The current rules require an actuarial certificate relating to members' rights in the receiving scheme, as well as the two schemes to be related in some way.
In the paper the DWP explained respondents to the initial consultation were "strongly of the opinion" that the current legislation needs to change in order to be "more relevant" to DC occupational schemes.
It added there was support for its proposals, which have been put into the draft Occupational Pension Schemes (Preservation of Benefits) (Amendment) Regulations 2018.
The DWP wants to remove the scheme relationship condition for these transfers and maintain charge cap protections for those transferred without consent.
It also wants to remove the requirement to obtain an actuarial certificate for bulk transfers of DC pensions without member consent (DC to DC) with an alternative test and new member protections.
These additional protections take several forms.
Where the transfer is to a scheme authorised under the master trust regime, trustees will have their fiduciary duties to act in the best interests of members.
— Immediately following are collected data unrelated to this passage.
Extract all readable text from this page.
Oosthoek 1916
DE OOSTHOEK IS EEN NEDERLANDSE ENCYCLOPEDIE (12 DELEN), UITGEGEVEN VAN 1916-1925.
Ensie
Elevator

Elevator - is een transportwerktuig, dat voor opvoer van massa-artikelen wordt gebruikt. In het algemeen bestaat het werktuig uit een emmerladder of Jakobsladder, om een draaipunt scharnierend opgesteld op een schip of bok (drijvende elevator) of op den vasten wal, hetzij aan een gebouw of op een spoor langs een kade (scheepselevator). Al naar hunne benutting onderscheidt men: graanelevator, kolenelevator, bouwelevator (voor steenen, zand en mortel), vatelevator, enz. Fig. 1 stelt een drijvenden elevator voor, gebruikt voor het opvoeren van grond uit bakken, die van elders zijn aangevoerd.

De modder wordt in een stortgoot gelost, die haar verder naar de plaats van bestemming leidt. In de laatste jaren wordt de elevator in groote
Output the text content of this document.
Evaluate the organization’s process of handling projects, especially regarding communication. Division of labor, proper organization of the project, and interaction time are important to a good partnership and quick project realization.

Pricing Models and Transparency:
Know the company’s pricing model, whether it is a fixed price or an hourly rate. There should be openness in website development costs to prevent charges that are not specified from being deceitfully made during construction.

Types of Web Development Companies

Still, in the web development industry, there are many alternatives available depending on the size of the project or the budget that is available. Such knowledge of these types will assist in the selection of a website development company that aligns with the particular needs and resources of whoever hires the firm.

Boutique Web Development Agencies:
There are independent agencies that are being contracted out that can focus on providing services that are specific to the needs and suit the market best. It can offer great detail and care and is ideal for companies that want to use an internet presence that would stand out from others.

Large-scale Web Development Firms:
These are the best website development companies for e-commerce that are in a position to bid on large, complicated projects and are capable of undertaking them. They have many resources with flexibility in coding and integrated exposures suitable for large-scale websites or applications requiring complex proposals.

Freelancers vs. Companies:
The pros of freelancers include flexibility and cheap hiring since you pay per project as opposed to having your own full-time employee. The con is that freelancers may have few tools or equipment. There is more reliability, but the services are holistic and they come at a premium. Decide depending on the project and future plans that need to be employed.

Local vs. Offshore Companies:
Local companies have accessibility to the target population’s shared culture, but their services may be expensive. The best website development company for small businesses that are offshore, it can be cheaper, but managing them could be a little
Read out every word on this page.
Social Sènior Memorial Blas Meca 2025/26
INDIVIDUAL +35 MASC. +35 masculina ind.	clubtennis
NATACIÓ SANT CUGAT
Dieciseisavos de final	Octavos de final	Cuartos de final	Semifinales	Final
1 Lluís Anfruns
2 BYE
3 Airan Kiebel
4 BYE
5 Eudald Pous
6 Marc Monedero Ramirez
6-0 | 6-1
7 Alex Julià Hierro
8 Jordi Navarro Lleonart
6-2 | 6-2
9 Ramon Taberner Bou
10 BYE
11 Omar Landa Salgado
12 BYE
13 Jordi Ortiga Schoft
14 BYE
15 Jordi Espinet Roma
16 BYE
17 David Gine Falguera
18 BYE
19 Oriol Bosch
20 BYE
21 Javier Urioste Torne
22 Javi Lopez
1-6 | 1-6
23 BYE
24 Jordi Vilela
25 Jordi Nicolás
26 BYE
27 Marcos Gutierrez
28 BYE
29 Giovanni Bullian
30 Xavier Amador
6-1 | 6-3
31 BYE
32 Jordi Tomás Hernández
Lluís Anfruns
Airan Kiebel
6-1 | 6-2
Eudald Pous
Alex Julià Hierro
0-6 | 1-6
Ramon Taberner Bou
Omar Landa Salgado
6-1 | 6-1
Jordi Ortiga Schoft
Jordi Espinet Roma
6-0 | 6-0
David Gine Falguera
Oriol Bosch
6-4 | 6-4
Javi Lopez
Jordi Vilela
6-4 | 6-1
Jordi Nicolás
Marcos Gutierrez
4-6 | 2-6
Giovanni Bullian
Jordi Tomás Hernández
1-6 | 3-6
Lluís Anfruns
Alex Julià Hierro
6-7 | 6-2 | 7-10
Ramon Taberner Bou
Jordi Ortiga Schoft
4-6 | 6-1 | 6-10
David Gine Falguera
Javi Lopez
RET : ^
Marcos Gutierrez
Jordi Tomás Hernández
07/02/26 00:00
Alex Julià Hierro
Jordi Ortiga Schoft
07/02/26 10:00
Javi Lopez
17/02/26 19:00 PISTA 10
If the transfer is not into an authorised scheme, the trustees of the ceding scheme will also need to review the receiving scheme, under their responsibilities in trust law.
This will be with the assistance of appropriate guidance from The Pensions Regulator or the DWP.
The DWP also thinks members protected by the automatic enrolment default fund charge cap in the ceding scheme should continue to apply to the scheme they have transferred to.
In the paper the DWP said: "We believe these three proposals will help improve the process for transferring members without consent, while still protecting members. Member protection will be maintained because trustees will have a fiduciary duty to act in the members' interests. In the context of a bulk transfer the trustees will need to consider two elements of what is in the members' interests."
The consultation runs until 30 November.